Noah se pinça l’arête du nez, esquissant un rire sec, sans véritable trace d’humour.

 

Oh, mais cela va bien au-delà d’un formulaire… Prévenez également l’équipe de récupération des artefacts. Son ton devint plus grave. Nous devons lancer une intervention immédiate pour sécuriser la réserve. Monsieur Bloodworth junior a "emprunté" un coffre à disparition en pensant qu’il s’agissait du coffre incartable.

 

Un long silence se fit entendre à l’autre bout de la ligne, comme si Anne avait besoin d'un moment pour digérer ce qu’elle venait d’entendre. Ou alors, elle se retenait purement et simplement d'éclater de rire devant cette énième bavure du fils Bloodworth. Finalement, elle répondit avec une pointe d’hésitation.

 

Le… le coffre à disparition, Monsieur ? Celui qui… fait disparaître définitivement ce qu’on y place ?

 

Exactement celui-là, répondit Noah, sentant le poids de chaque mot, comme si énoncer l’ampleur du désastre rendait la situation encore plus réelle. J’aurais dû me méfier. Le concept de coffre “incartable” semblait probablement trop subtil pour lui…

 

Il laissa échapper un soupir encore plus lourd, son regard se posant sur la pile de dossiers s’amoncelant sur son bureau.

 

Anne, nous aurons aussi besoin de contacter Monsieur Bloodworth père. Il serait sans doute avisé de lui suggérer une réorientation pour son fils. Peut-être une affectation plus… “inoffensive” ? Si nous devons continuer à l'héberger au sein du département, pourquoi ne pas l’envoyer aux archives des chapeaux enchantés ? Ou dans l’inventaire des bottes à lévitation ?

 

Monsieur Ingram, vous pensez sérieusement que ce serait une sanction adaptée ?

 

Oh, croyez-moi, Anne, je ne suis pas dans un esprit de sanction.

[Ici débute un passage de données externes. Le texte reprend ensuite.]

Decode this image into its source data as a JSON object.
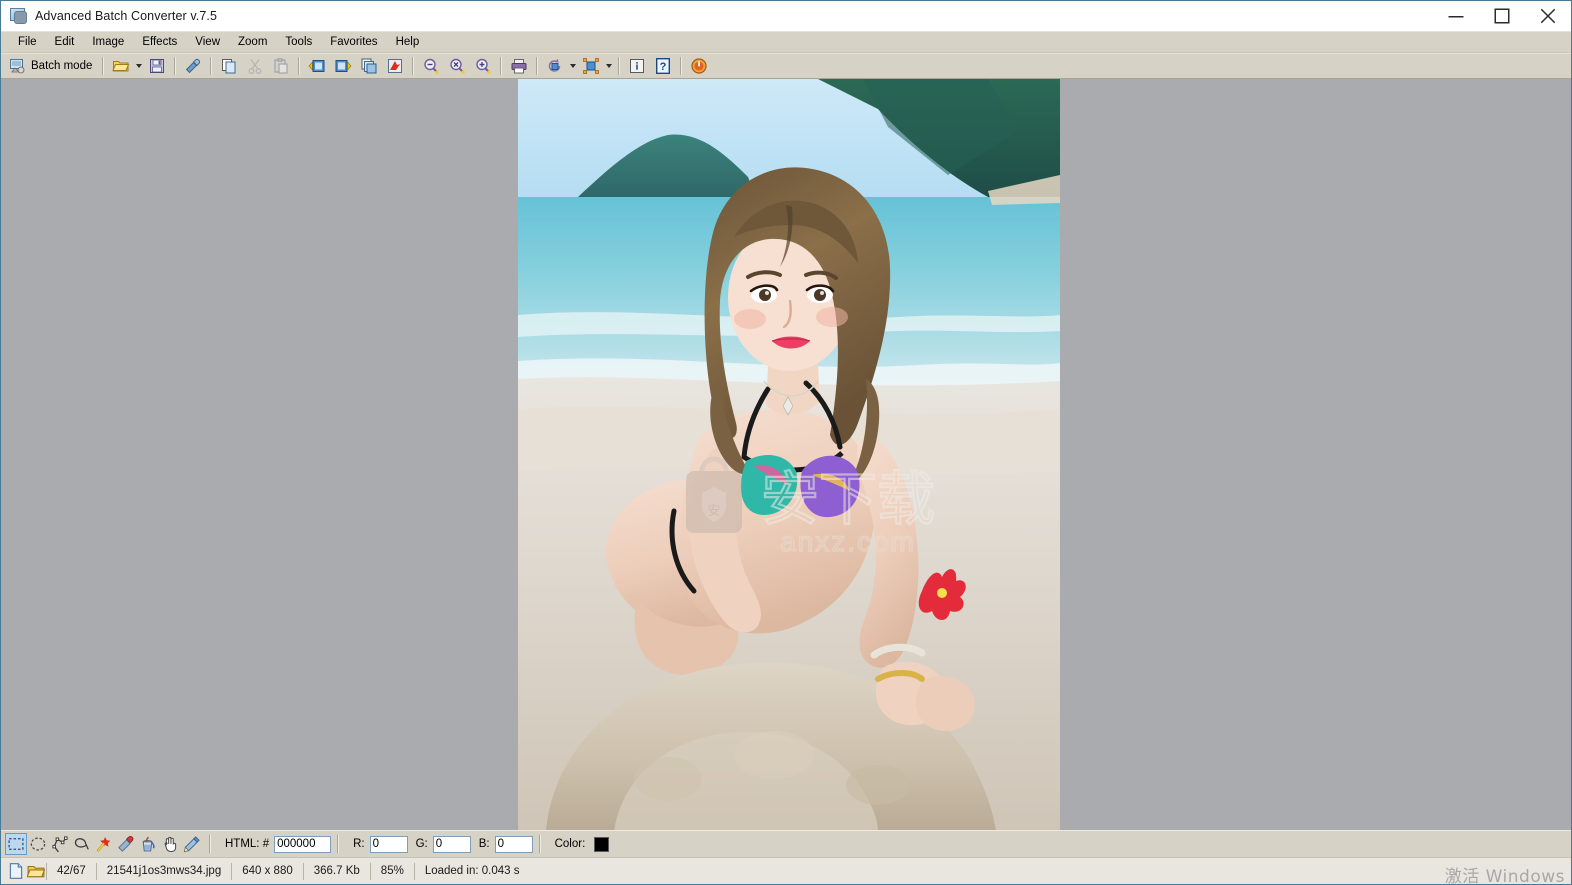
{
  "window": {
    "title": "Advanced Batch Converter v.7.5",
    "app_icon": "batch-converter-icon",
    "controls": {
      "minimize": "minimize-icon",
      "maximize": "maximize-icon",
      "close": "close-icon"
    }
  },
  "menubar": {
    "items": [
      {
        "label": "File"
      },
      {
        "label": "Edit"
      },
      {
        "label": "Image"
      },
      {
        "label": "Effects"
      },
      {
        "label": "View"
      },
      {
        "label": "Zoom"
      },
      {
        "label": "Tools"
      },
      {
        "label": "Favorites"
      },
      {
        "label": "Help"
      }
    ]
  },
  "toolbar": {
    "batch_mode_label": "Batch mode",
    "items": [
      {
        "name": "batch-mode-icon",
        "label": "Batch mode"
      },
      {
        "name": "open-folder-icon",
        "label": "Open"
      },
      {
        "name": "open-dropdown-arrow",
        "label": "Open recent"
      },
      {
        "name": "save-icon",
        "label": "Save"
      },
      {
        "name": "color-picker-icon",
        "label": "Color picker"
      },
      {
        "name": "copy-icon",
        "label": "Copy"
      },
      {
        "name": "cut-icon",
        "label": "Cut"
      },
      {
        "name": "paste-icon",
        "label": "Paste"
      },
      {
        "name": "previous-image-icon",
        "label": "Previous image"
      },
      {
        "name": "next-image-icon",
        "label": "Next image"
      },
      {
        "name": "duplicate-icon",
        "label": "Duplicate"
      },
      {
        "name": "refresh-icon",
        "label": "Refresh"
      },
      {
        "name": "zoom-out-icon",
        "label": "Zoom out"
      },
      {
        "name": "zoom-actual-icon",
        "label": "Actual size"
      },
      {
        "name": "zoom-in-icon",
        "label": "Zoom in"
      },
      {
        "name": "print-icon",
        "label": "Print"
      },
      {
        "name": "rotate-icon",
        "label": "Rotate"
      },
      {
        "name": "rotate-dropdown-arrow",
        "label": "Rotate options"
      },
      {
        "name": "resize-icon",
        "label": "Resize"
      },
      {
        "name": "resize-dropdown-arrow",
        "label": "Resize options"
      },
      {
        "name": "info-icon",
        "label": "Image information"
      },
      {
        "name": "help-icon",
        "label": "Help"
      },
      {
        "name": "exit-icon",
        "label": "Exit"
      }
    ]
  },
  "canvas": {
    "background_color": "#a9abae",
    "image": {
      "display_width": 542,
      "display_height": 752,
      "watermark_text": "安下载",
      "watermark_url": "anxz.com",
      "alt": "Woman in bikini kneeling on a tropical beach with turquoise sea and green headland behind"
    }
  },
  "colorbar": {
    "tools": [
      {
        "name": "rectangle-select-tool",
        "label": "Rectangular selection",
        "active": true
      },
      {
        "name": "ellipse-select-tool",
        "label": "Elliptical selection",
        "active": false
      },
      {
        "name": "polygon-select-tool",
        "label": "Polygonal selection",
        "active": false
      },
      {
        "name": "lasso-select-tool",
        "label": "Lasso selection",
        "active": false
      },
      {
        "name": "magic-wand-tool",
        "label": "Magic wand",
        "active": false
      },
      {
        "name": "eyedropper-tool",
        "label": "Eyedropper",
        "active": false
      },
      {
        "name": "paint-bucket-tool",
        "label": "Paint bucket",
        "active": false
      },
      {
        "name": "hand-tool",
        "label": "Hand",
        "active": false
      },
      {
        "name": "pencil-tool",
        "label": "Pencil",
        "active": false
      }
    ],
    "html_label": "HTML: #",
    "html_value": "000000",
    "r_label": "R:",
    "r_value": "0",
    "g_label": "G:",
    "g_value": "0",
    "b_label": "B:",
    "b_value": "0",
    "color_label": "Color:",
    "color_swatch": "#000000"
  },
  "statusbar": {
    "file_icon": "new-file-icon",
    "folder_icon": "open-folder-icon",
    "position": "42/67",
    "filename": "21541j1os3mws34.jpg",
    "dimensions": "640 x 880",
    "filesize": "366.7 Kb",
    "zoom": "85%",
    "load_time": "Loaded in: 0.043 s"
  },
  "os_watermark": {
    "text": "激活 Windows"
  }
}
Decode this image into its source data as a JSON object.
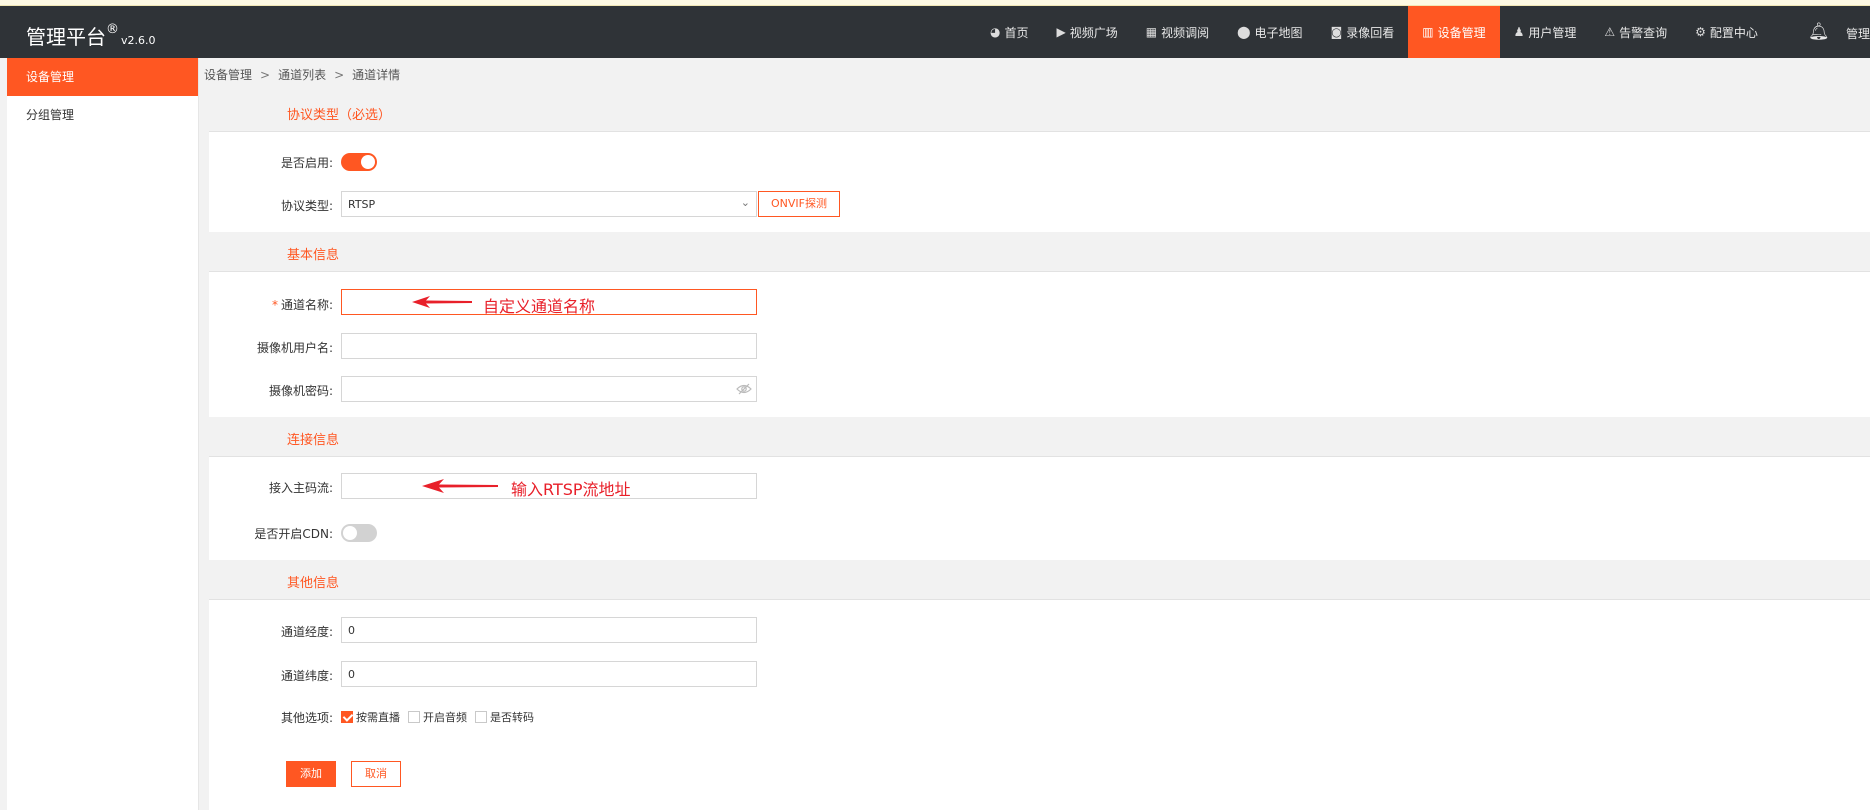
{
  "header": {
    "brand": "管理平台",
    "brand_mark": "®",
    "version": "v2.6.0",
    "nav": [
      {
        "label": "首页",
        "icon": "dashboard-icon",
        "glyph": "◕"
      },
      {
        "label": "视频广场",
        "icon": "play-circle-icon",
        "glyph": "▶"
      },
      {
        "label": "视频调阅",
        "icon": "table-icon",
        "glyph": "▦"
      },
      {
        "label": "电子地图",
        "icon": "map-marker-icon",
        "glyph": "⬤"
      },
      {
        "label": "录像回看",
        "icon": "video-camera-icon",
        "glyph": "◙"
      },
      {
        "label": "设备管理",
        "icon": "device-icon",
        "glyph": "▥",
        "active": true
      },
      {
        "label": "用户管理",
        "icon": "user-icon",
        "glyph": "♟"
      },
      {
        "label": "告警查询",
        "icon": "alarm-icon",
        "glyph": "⚠"
      },
      {
        "label": "配置中心",
        "icon": "gear-icon",
        "glyph": "⚙"
      }
    ],
    "user_label": "管理"
  },
  "sidebar": {
    "items": [
      {
        "label": "设备管理",
        "active": true
      },
      {
        "label": "分组管理",
        "active": false
      }
    ]
  },
  "breadcrumb": [
    "设备管理",
    "通道列表",
    "通道详情"
  ],
  "breadcrumb_sep": ">",
  "form": {
    "protocol_section": {
      "title": "协议类型（必选）",
      "enable_label": "是否启用:",
      "enable_on": true,
      "protocol_label": "协议类型:",
      "protocol_value": "RTSP",
      "onvif_button": "ONVIF探测"
    },
    "basic_section": {
      "title": "基本信息",
      "required_mark": "*",
      "channel_name_label": "通道名称:",
      "channel_name_value": "",
      "username_label": "摄像机用户名:",
      "username_value": "",
      "password_label": "摄像机密码:",
      "password_value": ""
    },
    "connection_section": {
      "title": "连接信息",
      "main_stream_label": "接入主码流:",
      "main_stream_value": "",
      "cdn_label": "是否开启CDN:",
      "cdn_on": false
    },
    "other_section": {
      "title": "其他信息",
      "longitude_label": "通道经度:",
      "longitude_value": "0",
      "latitude_label": "通道纬度:",
      "latitude_value": "0",
      "options_label": "其他选项:",
      "options": [
        {
          "label": "按需直播",
          "checked": true
        },
        {
          "label": "开启音频",
          "checked": false
        },
        {
          "label": "是否转码",
          "checked": false
        }
      ]
    },
    "add_button": "添加",
    "cancel_button": "取消"
  },
  "annotations": {
    "channel_name_hint": "自定义通道名称",
    "rtsp_hint": "输入RTSP流地址"
  },
  "colors": {
    "accent": "#ff5722",
    "header_bg": "#2f3337",
    "annotation": "#e8202a"
  }
}
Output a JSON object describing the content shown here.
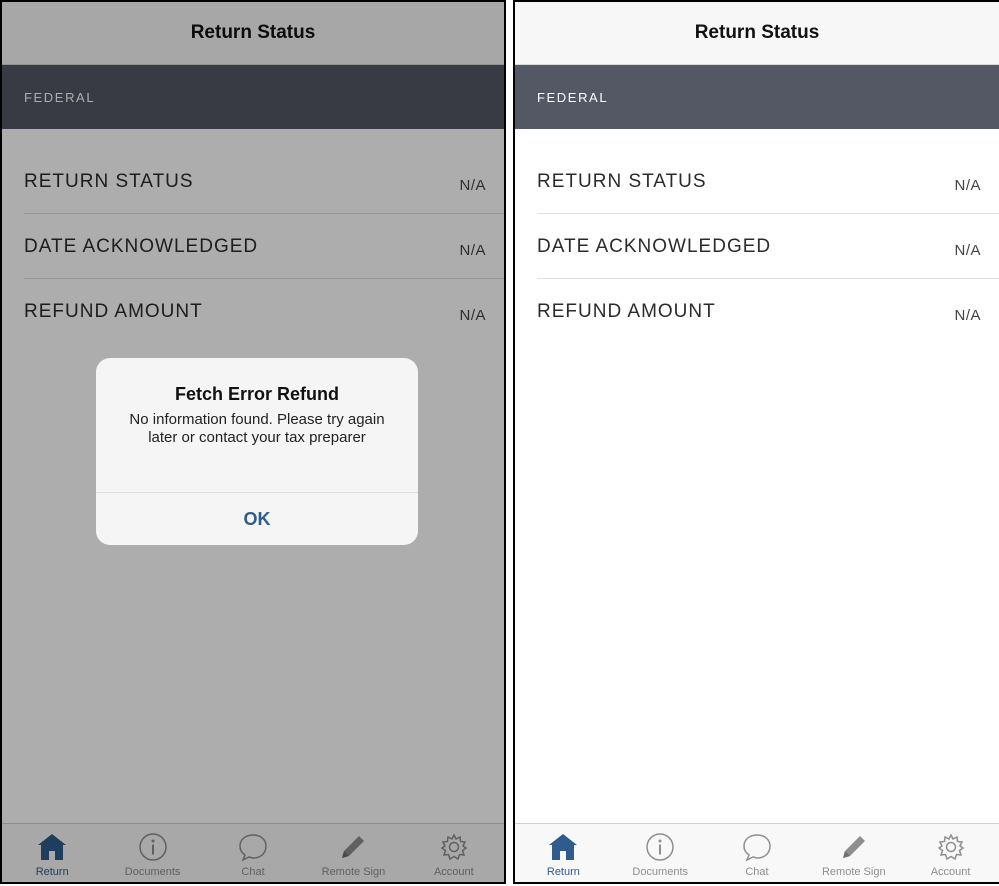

Plutôt de survie. Il reprit d’un ton légèrement plus assuré, comme s’il trouvait enfin un semblant de solution au milieu de ce chaos. En réalité, je pense qu’il serait en parfaite sécurité, à distance raisonnable des artefacts à haut risque. Les bottes et les chapeaux n’ont jamais causé la moindre alerte de sécurité.

 

Puis, se redressant sur son fauteuil et observant le bureau encore en désordre, il conclut avec une note plus douce.

 

Rassurez-moi, Anne, vous avez bien demandé à l’équipe de sécurité de remplacer les serrures de la réserve, n’est-ce pas ?

 

Absolument, Monsieur. D’ici la fin de la journée, le jeune Bloodworth ne pourra même plus ouvrir une boîte de plumes sans autorisation. D'ailleurs à ce propos il serait bon de ...

 

La voix de la secrétaire se perdit dans le brouhaha, une voix que Noah n'eut aucun mal à reconnaître résonnait dans tout l'étage.

 

ALERTE, INFRACTION AU NIVEAU DEUX, ON A VOLÉ TOUS LES ARTEFACTS DE LA RÉSERVE ! ALERTE ! CHEF INGRAM !

 

Noah se prit la tête dans les mains et prit une longue - très longue - inspiration. Le stock de chapeaux : ce sera parfait.